Entretanto, se por um
lado existe iniciativa e um respeitável planejamento e embasamento teórico na
proposta da UFSB, a substância e consistência contextual ainda deixam a
desejar. Nesse sentido, a necessidade de politizar a educação é urgente, mesmo
quando não se percebe com clareza o que deve ser problematizado ou, ao menos, o
porquê. Se se pretende aproximar realmente o estudante e a Matemática dentro
das atividades acadêmicas, qual o motivo de fazer isso coletando elementos de povos
distantes física, cultural e temporalmente? Alguns afirmam que as experiências
com práticas e saberes de outras culturas e de outras comunidades ajudam na
construção do pensamento crítico e inovador, “fora da caixa”. No entanto, além
do fato de que despertar criticidade e inovação não significa explorar
conteúdos aleatórios, percebe-se que indagações acerca da utilidade dos assuntos
trabalhados nas aulas de Matemática persistem, mesmo quando se pretende
(ironicamente) desconstruir estigmas e preconceitos em torno dessa ciência.

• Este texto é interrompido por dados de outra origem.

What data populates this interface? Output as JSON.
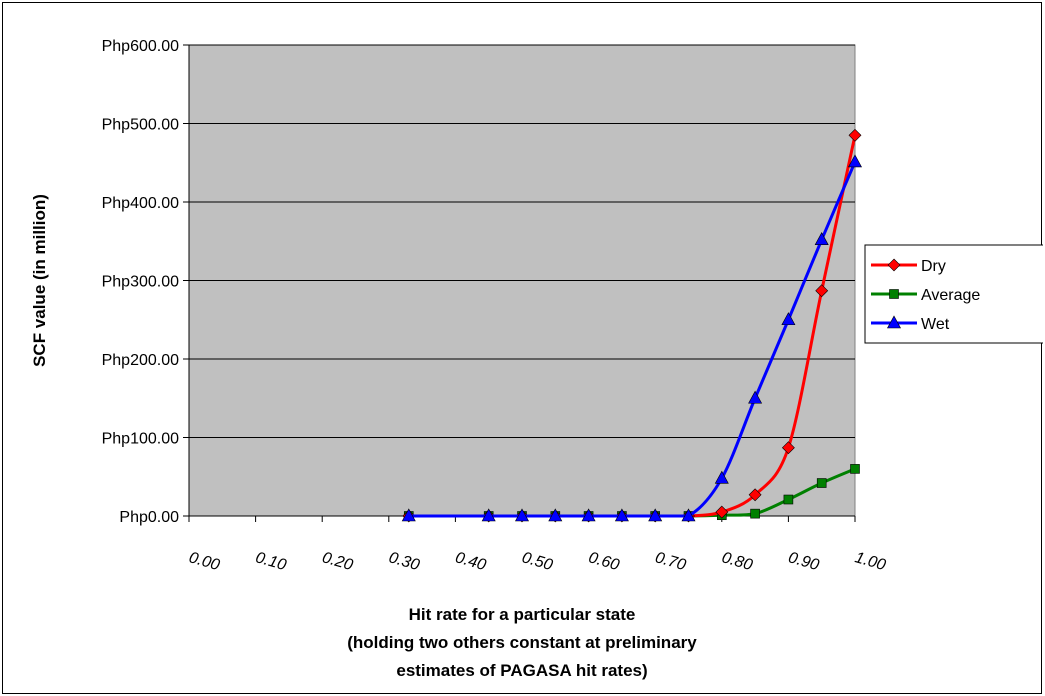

Partindo desse ponto de vista, conclui-se que a proposta de indicar o estudo,
na perspectiva das Exatas, de comunidades antigas e distantes se sustenta como
interessante, mas é sabotada por sua própria estrutura metodológica quando
aplicada numa universidade que se responsabiliza para com o espaço e cotidiano
em que se encontra.
Sem dúvidas, romper com as barreiras construídas com cuidado pelo senso
comum que moldam a Matemática como uma ciência especialmente diferente e complicada
não se trata de um fácil desafio. A UFSB, universidade fortemente influenciada
por patronos da educação, a exemplo de Paulo Freire e Anísio Teixeira, tem
certamente dificuldades em implementar, junto a comunidade acadêmica, o
conjunto de diretrizes norteadoras que ajudam a diminuir os estigmas em torno
das ciências exatas. Nesse contexto, além dos relevantes esforços existentes na
universidade sul baiana, deve existir um constante desejo de autorreflexão
acerca da compatibilidade do projeto executado para com aqueles que são
diretamente afetados, os estudantes. Dessa maneira, mais do que informar sobre
como as comunidades estruturam/estruturaram suas formas de perceber a
Matemática e provocar eventualmente a criatividade e inovação, é preciso pensar
junto ao contemporâneo, suas necessidades, desejos e pessoas que vivem neste
tempo.
Caro Eugênio: concordo contigo em, praticamente, todo o teor de teu post. Mas acredito que a apresentação da matemática praticada no cotidiano de civilizações distantes, no tempo e no espaço, pode ajudar à formação dos estudantes ingressantes na UFSB, que chegam ao ensino superior, como sabemos, vindos de realidades formativas que resultam em conhecimentos muito aquém do que seria desejado para a continuidade de seu percurso formativo. Isso é necessário por hora, quer seja para atender os objetivos acadêmicos, quer seja os profissionais, de forma interdisciplinar, conforme apregoamos na UFSB. Tuas observações são muito importantes para mim. 1 abraço.